Chile’s top private miners see as “very good news” what they called a “change of tack” by senators considering a stiffer tax on mining royalties that was approved by congress’s lower house last month, a spokesman for the group said on Tuesday.

Joaquin Villarino, head of Chile’s Mining Council, which represents major global miners such as AngloAmerican, BHP, Antofagasta, Teck and Freeport-McMoRan, said the state has the “legitimate” power to seek to increase tax revenues in moments when, as at present, copper prices spike – but not at the expense of development in the sector.

The Chilean lower chamber of Congress in May voted in favour of a royalties bill which would see impose a tax as high as 75% on sales of copper as prices rise to pay for social programs during the covid-19 pandemic.

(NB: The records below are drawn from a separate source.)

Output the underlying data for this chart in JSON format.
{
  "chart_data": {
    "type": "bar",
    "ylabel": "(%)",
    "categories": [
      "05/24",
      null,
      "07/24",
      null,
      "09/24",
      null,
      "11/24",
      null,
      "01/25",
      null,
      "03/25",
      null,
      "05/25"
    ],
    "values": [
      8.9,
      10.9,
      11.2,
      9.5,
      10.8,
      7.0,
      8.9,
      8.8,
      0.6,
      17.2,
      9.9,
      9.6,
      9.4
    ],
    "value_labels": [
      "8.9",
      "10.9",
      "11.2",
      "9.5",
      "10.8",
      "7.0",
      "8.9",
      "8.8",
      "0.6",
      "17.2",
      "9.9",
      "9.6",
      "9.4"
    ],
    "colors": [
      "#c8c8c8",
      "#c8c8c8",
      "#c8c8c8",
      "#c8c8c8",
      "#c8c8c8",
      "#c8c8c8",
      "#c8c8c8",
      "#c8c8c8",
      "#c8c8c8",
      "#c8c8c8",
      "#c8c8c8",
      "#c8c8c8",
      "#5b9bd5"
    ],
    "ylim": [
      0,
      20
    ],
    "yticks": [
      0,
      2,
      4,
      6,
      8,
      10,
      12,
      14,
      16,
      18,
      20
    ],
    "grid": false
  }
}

Chile is also redrafting the country’s constitution, one of the key demands of fiery social protests that ripped across the country in October 2019

The bill now sits with the senate’s mining committee which is hearing evidence from stakeholders including former presidents, current and former mining executives, academics, sector analysts and mine supplier groups.

“The conversation in the senate regarding the royalty tax is starting to take a different tack and that is a very good news,” Villarino told a private seminar.

He did not expand on what change in direction he saw by the senate, but Chile’s centre-right government has expressed the hope the legislation would be considered “more seriously and calmly” as it progressed through congress’s more conservative upper chamber.

Chile is also redrafting the country’s constitution, one of the key demands of fiery social protests that ripped across the country in October 2019.

The ruling centre-right Chile Vamos coalition failed to win a controlling third of the seats on the body drafting the new text. Independent candidates won a majority, sparking alarm among investors that there may be drastic changes in store to the country’s free market model.

Villarino said miners were staying calm and seeking to participate in the process, with the Mining Council already putting forward proposals for discussion.

“Instead of being hysterical or scared, thinking about moving your money to Miami and where to go and live, one should contribute to the conversation, advance ideas, maintain some calm in the discussion,” he said.

He rejected suggestions that constituents would seek to replicate Venezuela’s socialist model, saying there would be limited support for such a swing in Chile.

But he cautioned: “We can be central actors in sustainable global development and we must not miss out on that because of wrong-headed decisions.”